If you’re interested in playing around with the GPT-4o models, you have to choose theswedencentral Azure region (because only this region is “models complete”).

Make sure your data is always compliant to GDPR restrictions – therefore, choose Data Zone Standard (and as a “good advice” also not to be billed hourly 😃: the “Provisioned-managed” option is also GDPR compliant, but way too expensive).
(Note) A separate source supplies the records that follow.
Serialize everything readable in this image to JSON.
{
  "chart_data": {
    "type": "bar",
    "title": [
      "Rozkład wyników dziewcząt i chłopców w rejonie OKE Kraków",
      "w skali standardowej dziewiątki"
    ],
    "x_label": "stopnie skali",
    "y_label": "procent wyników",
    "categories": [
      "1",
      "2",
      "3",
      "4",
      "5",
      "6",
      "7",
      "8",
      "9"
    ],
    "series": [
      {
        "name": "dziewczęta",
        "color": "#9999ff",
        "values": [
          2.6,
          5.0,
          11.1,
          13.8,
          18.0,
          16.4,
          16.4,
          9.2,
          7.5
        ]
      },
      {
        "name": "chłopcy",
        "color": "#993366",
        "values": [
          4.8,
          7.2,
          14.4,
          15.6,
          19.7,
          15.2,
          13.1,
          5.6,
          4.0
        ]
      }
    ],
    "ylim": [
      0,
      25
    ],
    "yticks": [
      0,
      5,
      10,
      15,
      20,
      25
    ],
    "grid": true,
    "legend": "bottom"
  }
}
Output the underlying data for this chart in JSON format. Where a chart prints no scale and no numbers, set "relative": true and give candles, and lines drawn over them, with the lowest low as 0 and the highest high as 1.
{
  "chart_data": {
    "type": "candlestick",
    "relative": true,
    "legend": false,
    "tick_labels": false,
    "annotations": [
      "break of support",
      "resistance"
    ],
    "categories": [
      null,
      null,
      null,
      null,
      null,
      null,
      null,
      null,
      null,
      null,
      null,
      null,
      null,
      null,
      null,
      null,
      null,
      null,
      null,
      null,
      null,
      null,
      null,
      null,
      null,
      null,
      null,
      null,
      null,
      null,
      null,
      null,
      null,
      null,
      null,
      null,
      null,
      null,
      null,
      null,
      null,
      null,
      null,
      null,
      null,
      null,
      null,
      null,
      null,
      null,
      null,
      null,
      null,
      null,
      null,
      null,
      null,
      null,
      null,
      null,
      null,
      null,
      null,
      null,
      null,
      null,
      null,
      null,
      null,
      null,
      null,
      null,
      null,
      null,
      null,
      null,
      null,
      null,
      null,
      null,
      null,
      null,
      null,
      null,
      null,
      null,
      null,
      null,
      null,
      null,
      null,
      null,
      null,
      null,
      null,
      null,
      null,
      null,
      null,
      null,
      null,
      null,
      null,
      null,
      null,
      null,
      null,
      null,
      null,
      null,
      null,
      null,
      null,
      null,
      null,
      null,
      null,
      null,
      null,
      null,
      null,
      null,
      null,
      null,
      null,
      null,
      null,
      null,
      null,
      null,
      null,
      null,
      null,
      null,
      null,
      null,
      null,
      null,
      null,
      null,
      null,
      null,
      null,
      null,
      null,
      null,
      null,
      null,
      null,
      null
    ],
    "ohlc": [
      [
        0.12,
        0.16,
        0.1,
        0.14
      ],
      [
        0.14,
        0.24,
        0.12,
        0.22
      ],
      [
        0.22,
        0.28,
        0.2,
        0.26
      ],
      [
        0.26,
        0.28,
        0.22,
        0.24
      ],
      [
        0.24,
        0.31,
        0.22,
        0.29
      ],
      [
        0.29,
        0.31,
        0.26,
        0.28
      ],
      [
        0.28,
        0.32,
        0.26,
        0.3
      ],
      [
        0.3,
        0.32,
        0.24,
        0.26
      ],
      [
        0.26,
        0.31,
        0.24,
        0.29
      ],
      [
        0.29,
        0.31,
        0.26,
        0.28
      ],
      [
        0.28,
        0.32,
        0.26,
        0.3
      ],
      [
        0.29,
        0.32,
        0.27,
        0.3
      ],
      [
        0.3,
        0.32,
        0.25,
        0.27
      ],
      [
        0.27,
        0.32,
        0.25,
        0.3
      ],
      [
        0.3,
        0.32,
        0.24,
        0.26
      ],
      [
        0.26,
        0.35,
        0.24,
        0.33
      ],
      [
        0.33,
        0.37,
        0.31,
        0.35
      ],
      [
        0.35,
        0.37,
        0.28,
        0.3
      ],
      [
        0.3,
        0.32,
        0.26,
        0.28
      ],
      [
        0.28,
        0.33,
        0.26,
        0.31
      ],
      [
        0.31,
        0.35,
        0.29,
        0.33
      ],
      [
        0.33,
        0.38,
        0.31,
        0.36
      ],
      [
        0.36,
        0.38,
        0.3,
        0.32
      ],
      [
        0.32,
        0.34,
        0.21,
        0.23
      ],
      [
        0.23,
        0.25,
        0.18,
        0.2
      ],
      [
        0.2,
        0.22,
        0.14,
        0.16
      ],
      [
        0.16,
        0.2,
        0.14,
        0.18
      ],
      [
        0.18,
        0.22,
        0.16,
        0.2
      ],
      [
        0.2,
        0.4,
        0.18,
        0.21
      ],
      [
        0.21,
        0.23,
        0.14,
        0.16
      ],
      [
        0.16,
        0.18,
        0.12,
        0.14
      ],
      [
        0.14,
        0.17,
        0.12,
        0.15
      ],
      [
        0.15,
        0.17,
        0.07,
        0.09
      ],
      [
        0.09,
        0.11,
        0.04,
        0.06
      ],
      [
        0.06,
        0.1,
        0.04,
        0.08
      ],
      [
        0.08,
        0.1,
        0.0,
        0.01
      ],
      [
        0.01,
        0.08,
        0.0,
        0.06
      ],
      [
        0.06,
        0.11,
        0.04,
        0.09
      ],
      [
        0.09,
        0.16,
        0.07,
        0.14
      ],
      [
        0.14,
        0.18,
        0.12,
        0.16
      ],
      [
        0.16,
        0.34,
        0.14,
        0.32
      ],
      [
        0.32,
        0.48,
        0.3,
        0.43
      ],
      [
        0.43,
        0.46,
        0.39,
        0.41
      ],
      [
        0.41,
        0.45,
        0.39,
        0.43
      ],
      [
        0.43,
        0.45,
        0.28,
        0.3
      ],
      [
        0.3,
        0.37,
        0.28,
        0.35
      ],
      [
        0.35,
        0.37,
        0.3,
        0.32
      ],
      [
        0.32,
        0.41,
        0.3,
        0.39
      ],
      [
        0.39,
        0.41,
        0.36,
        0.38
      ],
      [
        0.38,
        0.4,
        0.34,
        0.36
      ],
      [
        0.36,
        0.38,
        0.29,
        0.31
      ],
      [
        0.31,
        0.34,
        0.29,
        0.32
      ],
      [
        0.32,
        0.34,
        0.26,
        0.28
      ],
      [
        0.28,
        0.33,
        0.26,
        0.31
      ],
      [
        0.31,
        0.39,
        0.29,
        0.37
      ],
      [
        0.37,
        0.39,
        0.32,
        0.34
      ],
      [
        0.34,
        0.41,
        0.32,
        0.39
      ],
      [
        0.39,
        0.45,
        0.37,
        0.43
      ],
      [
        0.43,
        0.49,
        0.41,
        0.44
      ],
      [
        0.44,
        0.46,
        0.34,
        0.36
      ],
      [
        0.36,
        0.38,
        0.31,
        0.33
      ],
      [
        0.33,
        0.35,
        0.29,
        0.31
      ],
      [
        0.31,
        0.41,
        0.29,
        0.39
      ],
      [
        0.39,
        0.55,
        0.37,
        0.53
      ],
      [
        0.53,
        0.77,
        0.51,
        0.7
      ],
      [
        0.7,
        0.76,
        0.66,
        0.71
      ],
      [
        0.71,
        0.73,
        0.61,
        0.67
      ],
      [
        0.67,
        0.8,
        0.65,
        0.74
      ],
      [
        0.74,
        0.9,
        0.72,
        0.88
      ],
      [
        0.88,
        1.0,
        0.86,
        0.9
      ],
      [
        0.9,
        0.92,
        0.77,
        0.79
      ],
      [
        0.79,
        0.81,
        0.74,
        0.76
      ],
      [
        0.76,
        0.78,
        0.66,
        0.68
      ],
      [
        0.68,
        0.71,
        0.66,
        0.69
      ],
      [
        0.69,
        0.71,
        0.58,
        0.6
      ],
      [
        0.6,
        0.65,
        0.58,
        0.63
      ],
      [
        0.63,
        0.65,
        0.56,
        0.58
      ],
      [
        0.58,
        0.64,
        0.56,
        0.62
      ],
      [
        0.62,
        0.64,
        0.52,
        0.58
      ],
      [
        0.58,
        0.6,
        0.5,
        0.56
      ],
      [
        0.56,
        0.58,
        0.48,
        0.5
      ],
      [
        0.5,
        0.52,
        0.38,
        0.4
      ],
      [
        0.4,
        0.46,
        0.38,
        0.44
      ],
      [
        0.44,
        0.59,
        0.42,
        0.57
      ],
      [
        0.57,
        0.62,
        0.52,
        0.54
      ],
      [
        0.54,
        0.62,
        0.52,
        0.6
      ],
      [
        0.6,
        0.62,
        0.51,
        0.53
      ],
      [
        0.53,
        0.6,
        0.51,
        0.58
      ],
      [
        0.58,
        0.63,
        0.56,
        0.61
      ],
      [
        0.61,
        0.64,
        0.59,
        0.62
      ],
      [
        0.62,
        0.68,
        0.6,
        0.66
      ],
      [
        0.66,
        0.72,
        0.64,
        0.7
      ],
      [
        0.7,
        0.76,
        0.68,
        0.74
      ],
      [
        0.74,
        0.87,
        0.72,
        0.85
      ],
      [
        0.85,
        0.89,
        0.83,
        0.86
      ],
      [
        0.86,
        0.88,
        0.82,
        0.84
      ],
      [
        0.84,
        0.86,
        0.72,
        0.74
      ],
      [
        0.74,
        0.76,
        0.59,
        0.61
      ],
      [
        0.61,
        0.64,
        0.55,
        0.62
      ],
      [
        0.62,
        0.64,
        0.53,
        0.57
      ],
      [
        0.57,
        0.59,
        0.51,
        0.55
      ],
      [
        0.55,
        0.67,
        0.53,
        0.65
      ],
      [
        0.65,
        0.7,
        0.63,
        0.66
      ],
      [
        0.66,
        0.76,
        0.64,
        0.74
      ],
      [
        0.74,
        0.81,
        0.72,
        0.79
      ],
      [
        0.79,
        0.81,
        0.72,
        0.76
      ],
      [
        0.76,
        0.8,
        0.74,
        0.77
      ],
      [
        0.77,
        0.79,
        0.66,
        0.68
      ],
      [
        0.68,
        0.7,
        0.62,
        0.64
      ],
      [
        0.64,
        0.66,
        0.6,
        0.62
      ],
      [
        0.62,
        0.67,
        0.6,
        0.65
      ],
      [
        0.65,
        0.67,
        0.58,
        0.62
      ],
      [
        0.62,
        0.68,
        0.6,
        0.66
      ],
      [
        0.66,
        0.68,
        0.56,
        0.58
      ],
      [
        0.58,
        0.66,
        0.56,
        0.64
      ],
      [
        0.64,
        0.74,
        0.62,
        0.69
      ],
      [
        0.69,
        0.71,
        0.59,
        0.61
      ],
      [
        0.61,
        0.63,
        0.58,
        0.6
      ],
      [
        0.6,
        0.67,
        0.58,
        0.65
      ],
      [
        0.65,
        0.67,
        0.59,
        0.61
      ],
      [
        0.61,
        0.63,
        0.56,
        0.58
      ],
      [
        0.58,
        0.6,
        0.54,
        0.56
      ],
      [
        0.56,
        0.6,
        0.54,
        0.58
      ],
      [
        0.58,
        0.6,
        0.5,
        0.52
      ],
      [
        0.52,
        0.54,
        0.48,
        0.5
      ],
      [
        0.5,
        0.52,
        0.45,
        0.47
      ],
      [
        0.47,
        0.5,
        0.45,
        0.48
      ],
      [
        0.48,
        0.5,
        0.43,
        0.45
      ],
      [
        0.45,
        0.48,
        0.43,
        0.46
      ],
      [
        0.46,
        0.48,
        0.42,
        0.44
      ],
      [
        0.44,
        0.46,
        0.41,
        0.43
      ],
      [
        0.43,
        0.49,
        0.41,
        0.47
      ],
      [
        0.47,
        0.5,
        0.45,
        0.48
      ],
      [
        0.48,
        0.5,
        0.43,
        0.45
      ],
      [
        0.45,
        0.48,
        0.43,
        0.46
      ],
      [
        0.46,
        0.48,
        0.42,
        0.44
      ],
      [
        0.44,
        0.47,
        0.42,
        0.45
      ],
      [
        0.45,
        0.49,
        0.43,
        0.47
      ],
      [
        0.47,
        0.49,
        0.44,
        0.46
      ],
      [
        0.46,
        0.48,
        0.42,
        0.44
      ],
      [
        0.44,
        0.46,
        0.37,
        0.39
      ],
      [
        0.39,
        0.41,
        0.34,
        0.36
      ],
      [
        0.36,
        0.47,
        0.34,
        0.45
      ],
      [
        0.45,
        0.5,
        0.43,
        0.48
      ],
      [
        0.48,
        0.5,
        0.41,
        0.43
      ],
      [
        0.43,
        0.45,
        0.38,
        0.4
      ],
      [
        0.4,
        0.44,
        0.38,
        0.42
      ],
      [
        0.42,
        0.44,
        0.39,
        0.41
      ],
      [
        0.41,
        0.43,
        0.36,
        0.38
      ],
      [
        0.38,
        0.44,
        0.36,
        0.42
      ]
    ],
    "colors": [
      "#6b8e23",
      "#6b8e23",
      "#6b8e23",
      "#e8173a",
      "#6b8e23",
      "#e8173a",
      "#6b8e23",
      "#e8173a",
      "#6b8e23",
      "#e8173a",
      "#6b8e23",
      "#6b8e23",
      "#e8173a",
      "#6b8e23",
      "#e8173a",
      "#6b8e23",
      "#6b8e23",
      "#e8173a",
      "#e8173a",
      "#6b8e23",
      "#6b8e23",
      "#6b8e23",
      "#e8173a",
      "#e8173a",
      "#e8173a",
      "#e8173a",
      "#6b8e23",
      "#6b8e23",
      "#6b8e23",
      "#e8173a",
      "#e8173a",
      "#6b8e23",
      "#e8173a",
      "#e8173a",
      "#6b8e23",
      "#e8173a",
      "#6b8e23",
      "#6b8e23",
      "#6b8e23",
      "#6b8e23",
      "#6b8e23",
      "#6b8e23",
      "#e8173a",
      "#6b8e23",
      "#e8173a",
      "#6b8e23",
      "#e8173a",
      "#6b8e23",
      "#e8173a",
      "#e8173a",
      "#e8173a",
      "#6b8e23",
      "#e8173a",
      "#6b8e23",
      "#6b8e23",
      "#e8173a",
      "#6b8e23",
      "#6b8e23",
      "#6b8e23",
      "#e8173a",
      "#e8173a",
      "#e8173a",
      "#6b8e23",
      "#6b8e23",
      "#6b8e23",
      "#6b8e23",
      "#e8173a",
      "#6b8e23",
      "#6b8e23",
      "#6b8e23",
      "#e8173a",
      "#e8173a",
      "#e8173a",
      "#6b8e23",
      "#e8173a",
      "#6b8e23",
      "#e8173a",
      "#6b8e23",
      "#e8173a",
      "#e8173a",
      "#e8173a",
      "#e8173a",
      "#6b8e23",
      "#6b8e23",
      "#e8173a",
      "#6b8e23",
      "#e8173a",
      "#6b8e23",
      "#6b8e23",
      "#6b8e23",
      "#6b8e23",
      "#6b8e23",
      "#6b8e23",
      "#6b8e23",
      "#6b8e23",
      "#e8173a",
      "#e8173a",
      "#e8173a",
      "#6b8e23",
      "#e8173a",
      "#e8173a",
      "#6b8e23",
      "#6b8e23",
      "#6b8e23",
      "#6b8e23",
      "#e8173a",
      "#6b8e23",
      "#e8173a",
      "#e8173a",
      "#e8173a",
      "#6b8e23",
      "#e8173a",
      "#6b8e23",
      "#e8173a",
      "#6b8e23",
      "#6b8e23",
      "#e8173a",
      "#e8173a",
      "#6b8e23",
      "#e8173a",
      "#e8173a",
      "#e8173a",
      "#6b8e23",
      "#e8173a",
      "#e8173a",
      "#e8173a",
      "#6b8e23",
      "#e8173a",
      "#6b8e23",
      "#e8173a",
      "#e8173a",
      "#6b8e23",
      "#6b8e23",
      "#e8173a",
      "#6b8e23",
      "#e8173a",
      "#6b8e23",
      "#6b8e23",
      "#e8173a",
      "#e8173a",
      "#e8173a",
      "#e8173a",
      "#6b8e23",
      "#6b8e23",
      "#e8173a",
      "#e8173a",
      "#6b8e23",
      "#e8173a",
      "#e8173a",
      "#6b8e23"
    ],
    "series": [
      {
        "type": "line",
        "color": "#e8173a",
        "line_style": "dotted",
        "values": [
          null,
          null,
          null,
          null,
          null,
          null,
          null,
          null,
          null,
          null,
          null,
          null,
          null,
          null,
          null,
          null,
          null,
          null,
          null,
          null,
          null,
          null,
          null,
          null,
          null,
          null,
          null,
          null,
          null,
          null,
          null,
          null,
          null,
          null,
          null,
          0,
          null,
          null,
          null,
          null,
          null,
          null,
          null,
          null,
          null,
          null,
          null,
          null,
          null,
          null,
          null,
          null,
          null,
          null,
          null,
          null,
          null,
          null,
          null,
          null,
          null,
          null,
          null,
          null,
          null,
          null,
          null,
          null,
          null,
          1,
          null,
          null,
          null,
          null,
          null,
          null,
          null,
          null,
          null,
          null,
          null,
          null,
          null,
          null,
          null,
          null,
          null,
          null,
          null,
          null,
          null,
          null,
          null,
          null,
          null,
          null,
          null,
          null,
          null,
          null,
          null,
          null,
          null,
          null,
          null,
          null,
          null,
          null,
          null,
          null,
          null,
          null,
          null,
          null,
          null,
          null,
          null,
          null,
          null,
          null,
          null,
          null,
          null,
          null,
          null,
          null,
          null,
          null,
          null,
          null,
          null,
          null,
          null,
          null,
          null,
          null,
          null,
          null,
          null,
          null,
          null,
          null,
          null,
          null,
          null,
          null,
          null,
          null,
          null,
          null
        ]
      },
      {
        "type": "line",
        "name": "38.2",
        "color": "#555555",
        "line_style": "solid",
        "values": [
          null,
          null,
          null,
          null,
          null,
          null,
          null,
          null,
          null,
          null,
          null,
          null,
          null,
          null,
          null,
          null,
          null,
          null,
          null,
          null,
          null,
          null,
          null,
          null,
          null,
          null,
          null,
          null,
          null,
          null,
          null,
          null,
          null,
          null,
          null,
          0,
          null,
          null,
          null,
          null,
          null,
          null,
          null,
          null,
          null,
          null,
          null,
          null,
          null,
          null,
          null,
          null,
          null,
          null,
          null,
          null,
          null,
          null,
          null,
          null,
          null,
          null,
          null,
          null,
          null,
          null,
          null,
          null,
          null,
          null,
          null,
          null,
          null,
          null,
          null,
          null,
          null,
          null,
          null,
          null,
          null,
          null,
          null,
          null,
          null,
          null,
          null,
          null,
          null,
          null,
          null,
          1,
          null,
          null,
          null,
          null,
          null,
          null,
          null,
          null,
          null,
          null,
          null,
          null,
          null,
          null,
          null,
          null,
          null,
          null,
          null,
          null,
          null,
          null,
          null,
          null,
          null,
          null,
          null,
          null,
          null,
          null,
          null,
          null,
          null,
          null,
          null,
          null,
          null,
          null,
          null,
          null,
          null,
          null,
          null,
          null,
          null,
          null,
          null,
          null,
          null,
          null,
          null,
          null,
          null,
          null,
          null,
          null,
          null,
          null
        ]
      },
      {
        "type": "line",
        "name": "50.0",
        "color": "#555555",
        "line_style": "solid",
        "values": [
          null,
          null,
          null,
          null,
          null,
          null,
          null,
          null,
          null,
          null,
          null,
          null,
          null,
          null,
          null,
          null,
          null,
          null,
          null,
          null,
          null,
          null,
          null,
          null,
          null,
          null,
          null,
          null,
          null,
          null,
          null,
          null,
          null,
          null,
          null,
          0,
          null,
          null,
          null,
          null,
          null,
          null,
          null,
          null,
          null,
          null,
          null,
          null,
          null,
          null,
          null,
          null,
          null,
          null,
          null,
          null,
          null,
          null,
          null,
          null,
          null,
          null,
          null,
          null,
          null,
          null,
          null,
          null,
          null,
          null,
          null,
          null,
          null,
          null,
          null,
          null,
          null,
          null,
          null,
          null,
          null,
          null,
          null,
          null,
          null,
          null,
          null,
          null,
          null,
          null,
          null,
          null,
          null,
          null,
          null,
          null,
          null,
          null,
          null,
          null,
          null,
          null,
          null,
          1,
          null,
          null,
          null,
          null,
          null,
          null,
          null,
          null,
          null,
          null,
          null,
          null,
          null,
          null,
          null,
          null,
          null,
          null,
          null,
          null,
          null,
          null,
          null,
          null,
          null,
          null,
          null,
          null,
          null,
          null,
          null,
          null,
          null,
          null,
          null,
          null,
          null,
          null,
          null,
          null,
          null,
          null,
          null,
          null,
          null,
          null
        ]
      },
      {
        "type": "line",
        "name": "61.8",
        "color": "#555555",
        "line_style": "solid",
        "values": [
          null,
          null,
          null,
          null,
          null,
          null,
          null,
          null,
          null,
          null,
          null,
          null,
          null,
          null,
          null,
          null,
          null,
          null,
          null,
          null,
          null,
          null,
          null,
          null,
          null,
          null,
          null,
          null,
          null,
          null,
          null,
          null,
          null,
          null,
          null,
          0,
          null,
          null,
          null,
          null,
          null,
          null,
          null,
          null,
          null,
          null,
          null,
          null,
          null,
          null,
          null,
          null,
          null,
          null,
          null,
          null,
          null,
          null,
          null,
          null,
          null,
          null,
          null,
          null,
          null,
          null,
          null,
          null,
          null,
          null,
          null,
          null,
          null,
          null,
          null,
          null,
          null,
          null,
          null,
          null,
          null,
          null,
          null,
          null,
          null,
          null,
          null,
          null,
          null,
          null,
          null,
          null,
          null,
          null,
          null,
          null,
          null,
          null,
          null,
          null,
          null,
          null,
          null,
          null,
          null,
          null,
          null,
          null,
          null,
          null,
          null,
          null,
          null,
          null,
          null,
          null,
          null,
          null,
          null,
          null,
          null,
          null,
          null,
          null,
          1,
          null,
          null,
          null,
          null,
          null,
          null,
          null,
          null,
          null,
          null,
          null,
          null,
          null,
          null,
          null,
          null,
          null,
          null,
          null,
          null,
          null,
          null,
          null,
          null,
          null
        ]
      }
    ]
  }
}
After having deployed the appropriate model, play around with the generated API, e.g.:

https://espc2025-session.openai.azure.com/openai/deployments/gpt4o/chat/completions?api-version=2024-02-15-preview

The system role is crucial for how your bot acts:

{ 
    "messages": [
        { "role": "system",
            "content": "You are a grumpy sarcastic assistant!"
        },
        { "role": "user",
            "content": "Hello world!"
        }
    ]
}

At the end of the conversation with the bot, you will receive usage tokens that for example can be stored in a database (total_tokens) to be billed to the according customer or department:

"usage": {
    "completion_tokens": 9,
    "prompt_tokens": 10,
    "total_tokens": 19
}

Using JSON as structured output "response_format": { "type": "json_object" } is a reliable way to interact with the bot. By using this declaration, we will always receive a valid JSON object as response:

{ 
    "messages": [
        { 
            "role": "system",
            "content": "Give me 5 ideas for christmas presents for my 3 year old son.
                        Provide the answer as a JSON object in the following format: {\"ideas\":[\"idea1\"
                        ,\"idea2\"]}"
        }
    ], 
    "response_format": {
        "type": "json_object"
    }
}

Note

Normally, any result (content) would be formatted using Markdown syntax.

Function calling

Function calling is a very powerful option to extend the chat functionaltity of your bot. First, you have to define a function:

{
    "model": "gpt-40",
    "messages": [
        // intentionally omitted
    ],
    "tools": [
        {
            "type": "function",
            "function": {
                "name": "get_current _weather",
                "description": "Get the current weather in a given location",
                "parameters": {
                    "type": "object",
                    "properties": {
                        "location": {
                            "type": "string",
                            "description": "The city and state, e.g. San Francisco, CA",
                        },
                        "unit": {
                            "type": "string",
                            "enum": ["celsius", "fahrenheit"]
                        }
                    },
                    "required": ["location"]
                },
                // further output intentionally omitted
            }
        }
    ]
}

The model does not call the defined function – you have to do it by yourself after having declared it by passing the function name and the according parameters:

{
    "model": "gpt-40-mini"
    "choices": [
        {
            "index": 0,
            "message": {
                "role": "assistant",
                "content": null,
                "tool_calls": [
                    {
                        "id": "call_abc123",
                        "type": "function",
                        "function": {
                            "name": "get_current_weather",
                            "arguments": "{\n\"location\": \"Boston, MA\"\n}"
                        }
                    }
                ]
            },
        "logprobs": null,
        "finish_reason": "tool_calls"
        }
    ]
}

Azure AI Search

Embeddings represent the meaning of a text through a (mathematical) vector. They measure a “distance” to reference object, comparing it to 1536 dimensions.

By using Azure AI Search and passing the retrieved data as embeddings to the GPT, you easily would be able to implement your own RAG system.